The Underlined

For all the times I've underlined passages in books -- and then promptly forgot about them.

And what after all is a soul mate?”
“A soul mate is when you really think someone is great. You really like her a lot. You like when she explains things to you. You love her. That’s a soul mate.

—Nicholson Baker, HOUSE OF HOLES

Ain’t that the way it is sometimes,” Lila said. “You don’t know a damn thing about them and yet you love them to pieces.

—Nicholson Baker, HOUSE OF HOLES

Hope is like walking around with a fishhook in your mouth and somebody just keeps pulling it and pulling it.

—Ann Patchett, STATE OF WONDER

I knew every inhale and exhale of my girlfriend, I knew the long pause every morning between sock and shoe on her left foot and sock and shoe on her right foot, as she dressed and contemplated the day to come. I knew her fears and quiet joys and she knew mine.

—Gabrielle Hamilton, BLOOD, BONES & BUTTER

Having an affair, no matter how enlightened and forward-thinking the feminist in you is, is still an act of hostility, usually retaliatory…I remember meeting a friend of Michele’s some years later, herself married, who said, with a puzzled look on her face, “But why would people who love each other hurt each other?” Possibly forty-five seconds of silence ensued before I erupted in the deepest belly laughter of my life.”
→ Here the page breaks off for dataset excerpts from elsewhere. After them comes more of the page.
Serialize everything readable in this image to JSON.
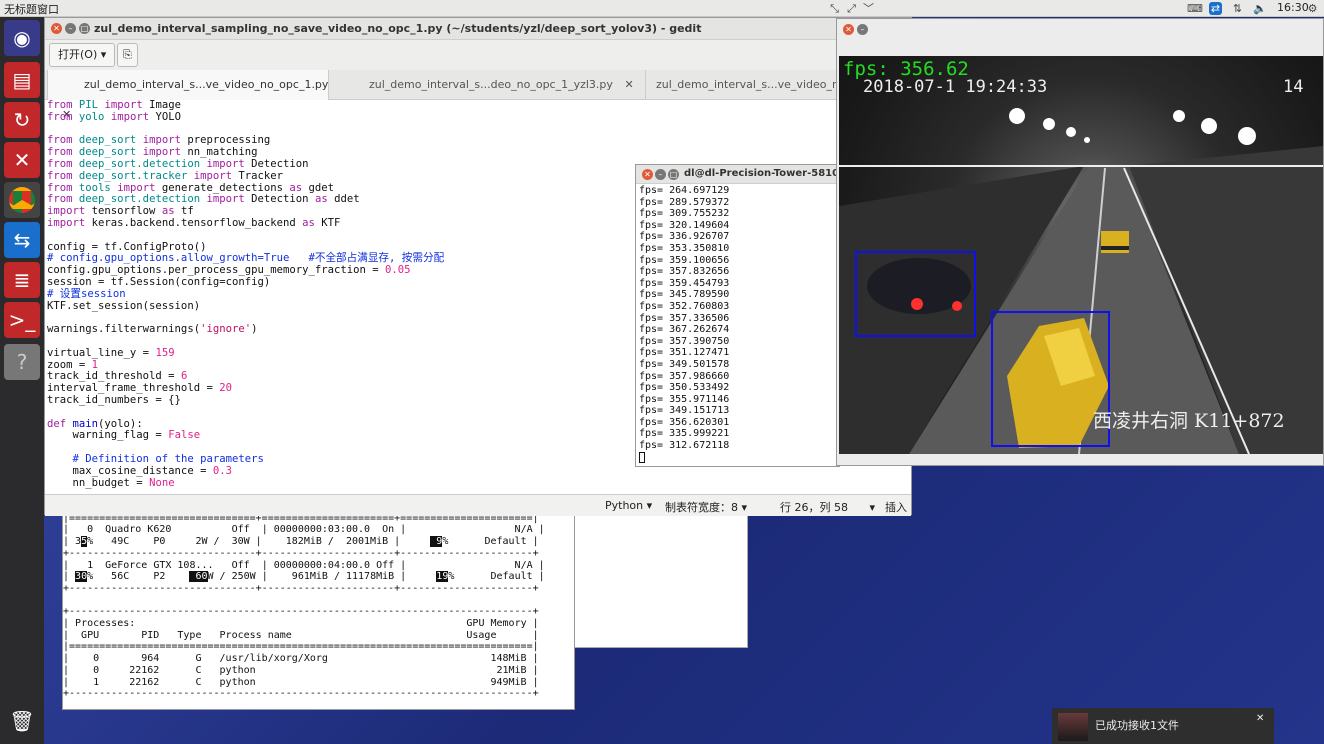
{
  "top_panel": {
    "title": "无标题窗口",
    "clock": "16:30"
  },
  "launcher": {
    "items": [
      "ubuntu-dash-icon",
      "files-icon",
      "update-icon",
      "system-tools-icon",
      "chrome-icon",
      "teamviewer-icon",
      "text-editor-icon",
      "terminal-icon",
      "unknown-app-icon",
      "trash-icon"
    ]
  },
  "gedit": {
    "title": "zul_demo_interval_sampling_no_save_video_no_opc_1.py (~/students/yzl/deep_sort_yolov3) - gedit",
    "open_label": "打开(O)",
    "tabs": [
      "zul_demo_interval_s...ve_video_no_opc_1.py",
      "zul_demo_interval_s...deo_no_opc_1_yzl3.py",
      "zul_demo_interval_s...ve_video_no_opc_1"
    ],
    "status": {
      "language": "Python",
      "tab_width": "制表符宽度：8",
      "position": "行 26，列 58",
      "mode": "插入"
    }
  },
  "fps_terminal": {
    "title": "dl@dl-Precision-Tower-5810: ~",
    "values": [
      "fps= 264.697129",
      "fps= 289.579372",
      "fps= 309.755232",
      "fps= 320.149604",
      "fps= 336.926707",
      "fps= 353.350810",
      "fps= 359.100656",
      "fps= 357.832656",
      "fps= 359.454793",
      "fps= 345.789590",
      "fps= 352.760803",
      "fps= 357.336506",
      "fps= 367.262674",
      "fps= 357.390750",
      "fps= 351.127471",
      "fps= 349.501578",
      "fps= 357.986660",
      "fps= 350.533492",
      "fps= 355.971146",
      "fps= 349.151713",
      "fps= 356.620301",
      "fps= 335.999221",
      "fps= 312.672118"
    ]
  },
  "video": {
    "fps": "fps: 356.62",
    "datetime": "2018-07-1  19:24:33",
    "count": "14",
    "location": "西凌井右洞  K11+872"
  },
  "nvidia": {
    "gpu0_name": "Quadro K620",
    "gpu1_name": "GeForce GTX 108...",
    "processes_label": "Processes:",
    "gpu_memory_label": "GPU Memory",
    "usage_label": "Usage"
  },
  "notification": {
    "text": "已成功接收1文件"
  }
}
—Gabrielle Hamilton, BLOOD, BONES & BUTTER

But you’re bound to lose if you let the blues / get you scared to feel

—Joni Mitchell, “Willy”

“Heaven, Kiwi thought, would be the reading room of a great library. But it would be private. Cozy. You wouldn’t have to worry about some squeaky-shoed librarian turning the lights off on you or gauging your literacy by reading the names on your book spines, and there wouldn’t be a single other patron. The whole place would hum with a library’s peace, filtering softly over you like white bars of light…”

—Swamplandia! by Karen Russell

Hopes were like ladies, Mom told us. Hopes were wallflowers. Hopes hugged the perimeter of a dance floor in your brain, tugging at their party lace, all perfume and hems and doomed expectation. They fanned their dance cards, these guests that pressed against the walls of your heart.

Swamplandia! by Karen Russell

Pennies. A lintlike currency, value that collected in corners…People thought the worst robbers stole the most, whole vaults. But it was the smallest denomination that you stole, he wrote later in the Field Notes, that was the real measure of your greed.